By the way: It works, try it ;)
If I may, let me suggest you add a note about your future plans to add backpropagation using Excel/Libreoffice macros, which "might allow users to train large-scale models from scratch within their lifetime."
This though: hearty chuckles were produced. (The paper was was even type-set in LaTeX!)
Not sure how academic papers are written normally, but do such papers normally refer to open source licenses as "Commie"? And does anyone know what the paper/project was created for?

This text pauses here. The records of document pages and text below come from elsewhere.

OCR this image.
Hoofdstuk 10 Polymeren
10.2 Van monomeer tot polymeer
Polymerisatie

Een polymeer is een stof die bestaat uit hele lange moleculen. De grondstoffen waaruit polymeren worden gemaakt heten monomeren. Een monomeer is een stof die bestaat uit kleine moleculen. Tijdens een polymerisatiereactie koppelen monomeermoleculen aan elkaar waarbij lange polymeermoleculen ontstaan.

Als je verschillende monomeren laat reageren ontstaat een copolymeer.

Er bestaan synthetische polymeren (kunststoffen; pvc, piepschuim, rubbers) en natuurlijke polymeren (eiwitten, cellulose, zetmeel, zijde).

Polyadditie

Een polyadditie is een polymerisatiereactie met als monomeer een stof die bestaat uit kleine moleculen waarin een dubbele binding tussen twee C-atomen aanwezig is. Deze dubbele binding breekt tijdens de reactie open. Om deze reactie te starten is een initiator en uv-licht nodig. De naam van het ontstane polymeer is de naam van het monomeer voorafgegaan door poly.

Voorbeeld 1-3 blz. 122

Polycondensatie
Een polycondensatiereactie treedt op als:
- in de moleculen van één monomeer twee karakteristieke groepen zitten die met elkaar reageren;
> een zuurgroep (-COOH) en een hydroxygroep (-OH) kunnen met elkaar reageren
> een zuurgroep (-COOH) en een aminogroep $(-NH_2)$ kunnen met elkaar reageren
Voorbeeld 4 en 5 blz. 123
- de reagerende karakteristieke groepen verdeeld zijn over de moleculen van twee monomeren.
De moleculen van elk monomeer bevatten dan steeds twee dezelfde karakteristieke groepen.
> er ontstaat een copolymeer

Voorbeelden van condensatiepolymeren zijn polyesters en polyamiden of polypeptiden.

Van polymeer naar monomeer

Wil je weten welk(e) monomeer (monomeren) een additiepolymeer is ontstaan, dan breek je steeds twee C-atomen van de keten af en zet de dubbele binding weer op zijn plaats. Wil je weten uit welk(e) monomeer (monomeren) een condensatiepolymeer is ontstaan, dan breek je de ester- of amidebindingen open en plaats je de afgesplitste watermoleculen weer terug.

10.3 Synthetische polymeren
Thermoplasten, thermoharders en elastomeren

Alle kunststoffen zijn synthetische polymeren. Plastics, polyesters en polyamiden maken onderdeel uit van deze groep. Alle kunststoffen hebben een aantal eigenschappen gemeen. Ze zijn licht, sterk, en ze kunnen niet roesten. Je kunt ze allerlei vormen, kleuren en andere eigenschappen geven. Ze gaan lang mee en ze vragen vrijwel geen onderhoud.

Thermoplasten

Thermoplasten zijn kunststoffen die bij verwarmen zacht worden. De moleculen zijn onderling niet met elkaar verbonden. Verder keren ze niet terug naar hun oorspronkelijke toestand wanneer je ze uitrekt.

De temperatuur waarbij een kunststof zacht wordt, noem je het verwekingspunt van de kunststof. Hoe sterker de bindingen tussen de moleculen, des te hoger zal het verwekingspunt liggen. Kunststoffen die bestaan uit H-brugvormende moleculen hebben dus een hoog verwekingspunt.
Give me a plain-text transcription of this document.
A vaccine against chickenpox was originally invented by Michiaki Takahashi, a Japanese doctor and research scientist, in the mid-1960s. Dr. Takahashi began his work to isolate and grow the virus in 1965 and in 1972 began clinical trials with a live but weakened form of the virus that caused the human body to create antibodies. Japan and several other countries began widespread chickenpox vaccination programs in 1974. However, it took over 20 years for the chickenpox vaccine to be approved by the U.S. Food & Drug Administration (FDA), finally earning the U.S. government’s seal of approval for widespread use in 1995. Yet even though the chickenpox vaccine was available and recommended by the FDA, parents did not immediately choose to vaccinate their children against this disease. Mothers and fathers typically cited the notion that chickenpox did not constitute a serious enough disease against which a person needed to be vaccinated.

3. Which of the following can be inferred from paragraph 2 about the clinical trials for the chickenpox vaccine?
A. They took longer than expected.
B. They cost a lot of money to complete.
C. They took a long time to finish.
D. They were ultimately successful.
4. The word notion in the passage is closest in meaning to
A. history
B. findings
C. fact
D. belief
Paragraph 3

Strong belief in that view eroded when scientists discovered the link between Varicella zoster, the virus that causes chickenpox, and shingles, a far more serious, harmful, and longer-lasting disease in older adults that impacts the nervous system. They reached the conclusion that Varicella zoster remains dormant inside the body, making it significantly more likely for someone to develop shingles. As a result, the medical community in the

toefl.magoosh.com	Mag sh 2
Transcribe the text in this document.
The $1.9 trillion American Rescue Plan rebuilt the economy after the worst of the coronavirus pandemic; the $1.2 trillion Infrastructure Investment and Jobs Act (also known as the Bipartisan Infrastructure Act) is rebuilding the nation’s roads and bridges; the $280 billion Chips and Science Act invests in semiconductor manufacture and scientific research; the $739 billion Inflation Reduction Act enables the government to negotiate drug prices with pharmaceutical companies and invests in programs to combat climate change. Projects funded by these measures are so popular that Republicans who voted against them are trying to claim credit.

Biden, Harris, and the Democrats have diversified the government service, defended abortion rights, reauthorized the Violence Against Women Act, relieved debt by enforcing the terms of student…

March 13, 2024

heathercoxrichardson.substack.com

3. A sort of analog neural net using a biological substrate to perform communication and learning. Basically, I've trained some wild dogs I found in the alley behind my apartment for function approximation. Originally I had intended to use a pretty standard hill-climbing approach, but they kept wandering away when I ran out of treats. My new method arranges them in a series of layers for PAC (provably all canine) learning, with the gradients transmitted by bark-propagation. I've not figured out how to implement convolutional operations in this framework yet, so I might hold off on publishing anything this year.
It's kind of funny, I guess.
But I didn't assume it was a farce. I was genuinely excited to see the implementation, because there is something unique about the transparency and interaction you can have with an excel workbook. It's almost like a GUI for a lisp REPL. Even if I am too dumb to understand the actual c code, I can see the relevant numbers being crunched, how they relate, and more.
So... "good one. you got me."
But even as I sit here as the butt of the joke, I find myself wishing your link had been sincere.
'Excel is a trademark of Microsoft, we believe'
Every time I've used Excel for a complex problem I've regretted it. Even simple things like joins using VLOOKUPs are incredibly clunky and error prone.